Healthy Relationships - The Foundations

Healthy Relationships - The Foundations

leaf image“Whether we draw from counselling, psychology or theology there are common understandings that underlie healthy relationships,” according to Dr. Helen Noh, University College and Seminary Assistant Professor of Counselling Psychology. Healthy relationships are central to why we exist. God, who in the Trinity is relational, created us in His image for a loving relationship with Him. We have been created to be relational.

What makes a relationship healthy is when there is an underlying sense of authenticity. It is to know a person and to be known by a person. In his book Connecting, Dr. Larry Crabb’s research shows that we long for authentic relationships to know and affirm one another’s differences while building a sense of connection. Building an authentic connection includes knowing and supporting each other’s strengths, weaknesses, differences and similarities. This relates to marriage, romantic relationships and to all relationships with friends, family and co-workers.

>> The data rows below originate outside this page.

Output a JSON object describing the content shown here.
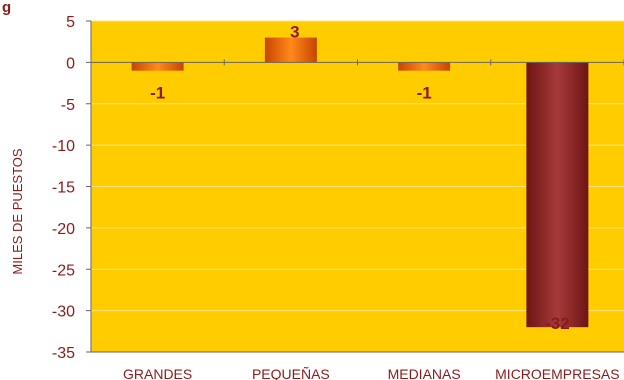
{
  "title_fragment": "g",
  "chart_data": {
    "type": "bar",
    "categories": [
      "GRANDES",
      "PEQUEÑAS",
      "MEDIANAS",
      "MICROEMPRESAS"
    ],
    "values": [
      -1,
      3,
      -1,
      -32
    ],
    "data_labels": [
      "-1",
      "3",
      "-1",
      "-32"
    ],
    "ylabel": "MILES DE PUESTOS",
    "ylim": [
      -35,
      5
    ],
    "yticks": [
      5,
      0,
      -5,
      -10,
      -15,
      -20,
      -25,
      -30,
      -35
    ],
    "grid": true,
    "colors": {
      "plot_background": "#ffcc00",
      "small_bar": "#ff6600",
      "large_bar": "#8b1f1f",
      "text": "#8b1a1a",
      "gridline": "#ffe680",
      "axis": "#666666"
    }
  }
}
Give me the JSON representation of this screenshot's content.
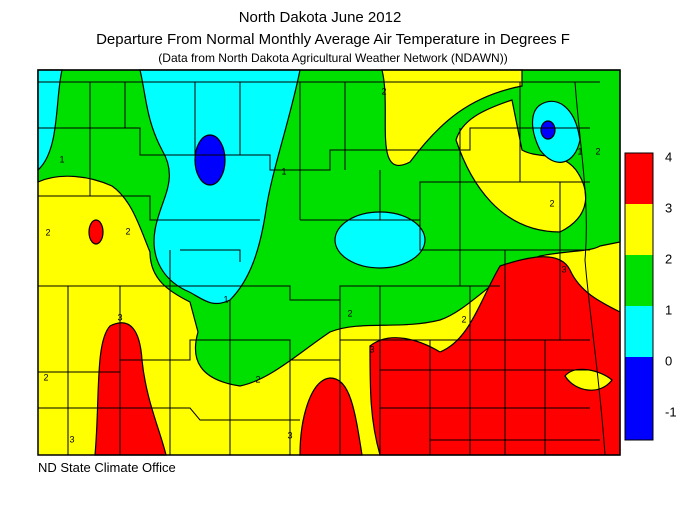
{
  "header": {
    "title": "North Dakota June 2012",
    "subtitle": "Departure From Normal Monthly Average Air Temperature in Degrees F",
    "source": "(Data from North Dakota Agricultural Weather Network (NDAWN))"
  },
  "legend": {
    "ticks": [
      4,
      3,
      2,
      1,
      0,
      -1
    ],
    "colors": [
      "#ff0000",
      "#ffff00",
      "#00e000",
      "#00ffff",
      "#0000ff"
    ]
  },
  "contour_labels": [
    "2",
    "1",
    "1",
    "2",
    "2",
    "1",
    "2",
    "3",
    "3",
    "2",
    "2",
    "3",
    "3",
    "2",
    "3",
    "1",
    "2",
    "2"
  ],
  "footer": "ND State Climate Office"
}
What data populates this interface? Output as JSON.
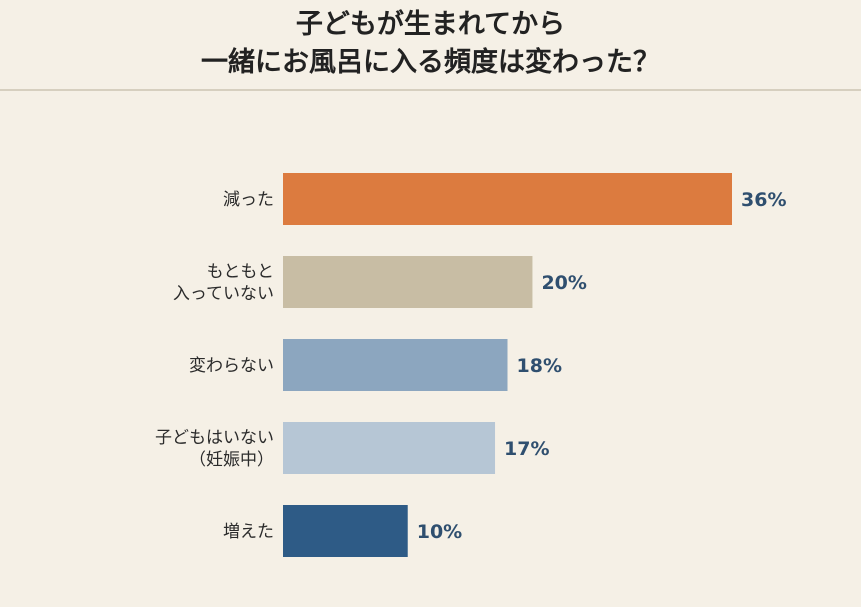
{
  "title_line1": "子どもが生まれてから",
  "title_line2": "一緒にお風呂に入る頻度は変わった？",
  "chart_data": {
    "type": "bar",
    "orientation": "horizontal",
    "title": "子どもが生まれてから一緒にお風呂に入る頻度は変わった？",
    "categories": [
      [
        "減った"
      ],
      [
        "もともと",
        "入っていない"
      ],
      [
        "変わらない"
      ],
      [
        "子どもはいない",
        "（妊娠中）"
      ],
      [
        "増えた"
      ]
    ],
    "values": [
      36,
      20,
      18,
      17,
      10
    ],
    "value_labels": [
      "36%",
      "20%",
      "18%",
      "17%",
      "10%"
    ],
    "colors": [
      "#dc7b3f",
      "#c8bda4",
      "#8ca6bf",
      "#b6c6d5",
      "#2e5b86"
    ],
    "unit": "%",
    "xlim": [
      0,
      36
    ],
    "grid": false,
    "legend": "none"
  }
}
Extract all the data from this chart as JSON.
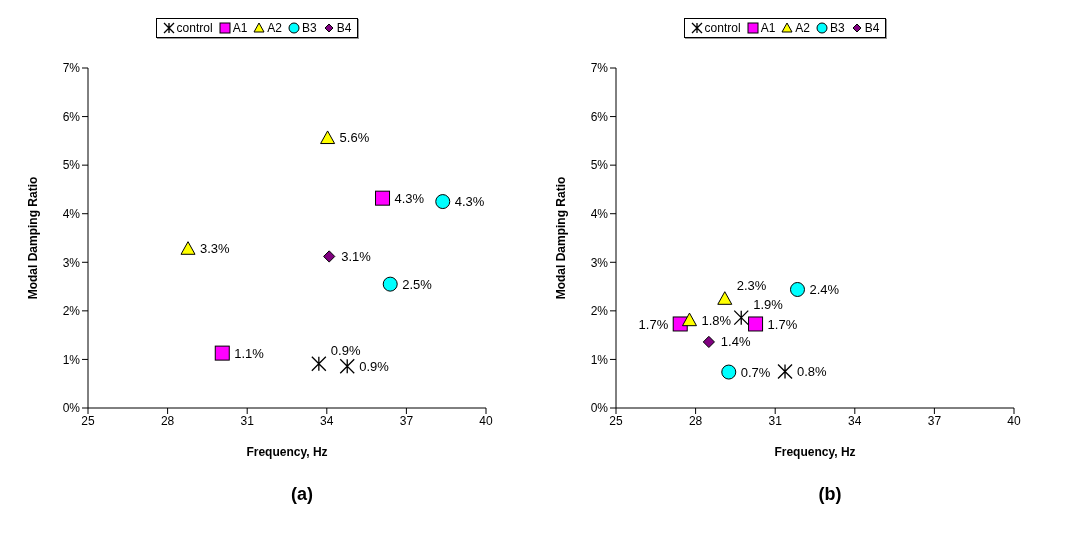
{
  "chart_data": [
    {
      "type": "scatter",
      "xlabel": "Frequency, Hz",
      "ylabel": "Modal Damping Ratio",
      "xlim": [
        25,
        40
      ],
      "xticks": [
        25,
        28,
        31,
        34,
        37,
        40
      ],
      "ylim": [
        0,
        7
      ],
      "yticks": [
        {
          "value": 0,
          "label": "0%"
        },
        {
          "value": 1,
          "label": "1%"
        },
        {
          "value": 2,
          "label": "2%"
        },
        {
          "value": 3,
          "label": "3%"
        },
        {
          "value": 4,
          "label": "4%"
        },
        {
          "value": 5,
          "label": "5%"
        },
        {
          "value": 6,
          "label": "6%"
        },
        {
          "value": 7,
          "label": "7%"
        }
      ],
      "grid": false,
      "legend": "top",
      "annotations": [
        "(a)"
      ],
      "series": [
        {
          "name": "control",
          "color": "#000000",
          "marker": "cross",
          "x": [
            33.7,
            34.77
          ],
          "values": [
            0.91,
            0.86
          ],
          "value_labels": [
            "0.9%",
            "0.9%"
          ]
        },
        {
          "name": "A1",
          "color": "#ff00ff",
          "marker": "square",
          "x": [
            30.06,
            36.1
          ],
          "values": [
            1.13,
            4.32
          ],
          "value_labels": [
            "1.1%",
            "4.3%"
          ]
        },
        {
          "name": "A2",
          "color": "#ffff00",
          "marker": "triangle",
          "x": [
            28.77,
            34.03
          ],
          "values": [
            3.28,
            5.56
          ],
          "value_labels": [
            "3.3%",
            "5.6%"
          ]
        },
        {
          "name": "B3",
          "color": "#00ffff",
          "marker": "circle",
          "x": [
            38.37,
            36.39
          ],
          "values": [
            4.25,
            2.55
          ],
          "value_labels": [
            "4.3%",
            "2.5%"
          ]
        },
        {
          "name": "B4",
          "color": "#800080",
          "marker": "diamond",
          "x": [
            34.09
          ],
          "values": [
            3.12
          ],
          "value_labels": [
            "3.1%"
          ]
        }
      ]
    },
    {
      "type": "scatter",
      "xlabel": "Frequency, Hz",
      "ylabel": "Modal Damping Ratio",
      "xlim": [
        25,
        40
      ],
      "xticks": [
        25,
        28,
        31,
        34,
        37,
        40
      ],
      "ylim": [
        0,
        7
      ],
      "yticks": [
        {
          "value": 0,
          "label": "0%"
        },
        {
          "value": 1,
          "label": "1%"
        },
        {
          "value": 2,
          "label": "2%"
        },
        {
          "value": 3,
          "label": "3%"
        },
        {
          "value": 4,
          "label": "4%"
        },
        {
          "value": 5,
          "label": "5%"
        },
        {
          "value": 6,
          "label": "6%"
        },
        {
          "value": 7,
          "label": "7%"
        }
      ],
      "grid": false,
      "legend": "top",
      "annotations": [
        "(b)"
      ],
      "series": [
        {
          "name": "control",
          "color": "#000000",
          "marker": "cross",
          "x": [
            29.72,
            31.37
          ],
          "values": [
            1.86,
            0.75
          ],
          "value_labels": [
            "1.9%",
            "0.8%"
          ]
        },
        {
          "name": "A1",
          "color": "#ff00ff",
          "marker": "square",
          "x": [
            27.42,
            30.26
          ],
          "values": [
            1.73,
            1.73
          ],
          "value_labels": [
            "1.7%",
            "1.7%"
          ]
        },
        {
          "name": "A2",
          "color": "#ffff00",
          "marker": "triangle",
          "x": [
            27.77,
            29.1
          ],
          "values": [
            1.81,
            2.25
          ],
          "value_labels": [
            "1.8%",
            "2.3%"
          ]
        },
        {
          "name": "B3",
          "color": "#00ffff",
          "marker": "circle",
          "x": [
            29.25,
            31.84
          ],
          "values": [
            0.74,
            2.44
          ],
          "value_labels": [
            "0.7%",
            "2.4%"
          ]
        },
        {
          "name": "B4",
          "color": "#800080",
          "marker": "diamond",
          "x": [
            28.5
          ],
          "values": [
            1.36
          ],
          "value_labels": [
            "1.4%"
          ]
        }
      ]
    }
  ]
}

Dr. Gary Chapman emphasizes the concept of really knowing each other by describing different love languages. He identifies many different ways that we express and receive love. In relationships, misunderstandings can arise when we express love in a way that other people cannot understand. It is important to understand each other’s love languages so we can communicate in ways that will be understood.

Understanding is based on communication. Dr. John Gottman, a key researcher in healthy relationships, analyzed the ways in which people communicate. He found that the way we start a conversation often sets the direction of the conversation and even of the relationship itself. Dr. Gottman suggests a variety of ways to communicate that will build up a relationship, such as using supportive and understanding words and listening. He also shows how communication can tear down a relationship, including the dangers of criticizing, attacking a person’s character, stonewalling, disengaging, communication breakdown or flooding the communication in the midst of conflict. The main components of communication that build up or tear down are what we say and what we hear.

One key to creating intimacy in any relationship is active listening. That is, listening that seeks to truly hear the person, to understand his or her perspective and to communicate back what you understood. Another key to intimacy is creating a safe, trusting place for someone to share who they are and still be accepted even with differences and weaknesses.
Within those safe places, differences in character need to be acknowledged and dealt with, as they often lead to conflict. When sin entered the Garden of Eden, Adam and Eve covered themselves up with fig leaves in shame. Within our relationships we can cover our authentic characteristics with ‘fig leaves’ because we believe that we will not be accepted for who we truly are. Fear of shame and disrespect stops us from developing safe and trusting environments.

Being authentic, actively listening and supporting one another’s strengths and weaknesses are all components of healthy relationships that we can embrace. In these safe and trusting environments we can truly be relational, the way we were created to be.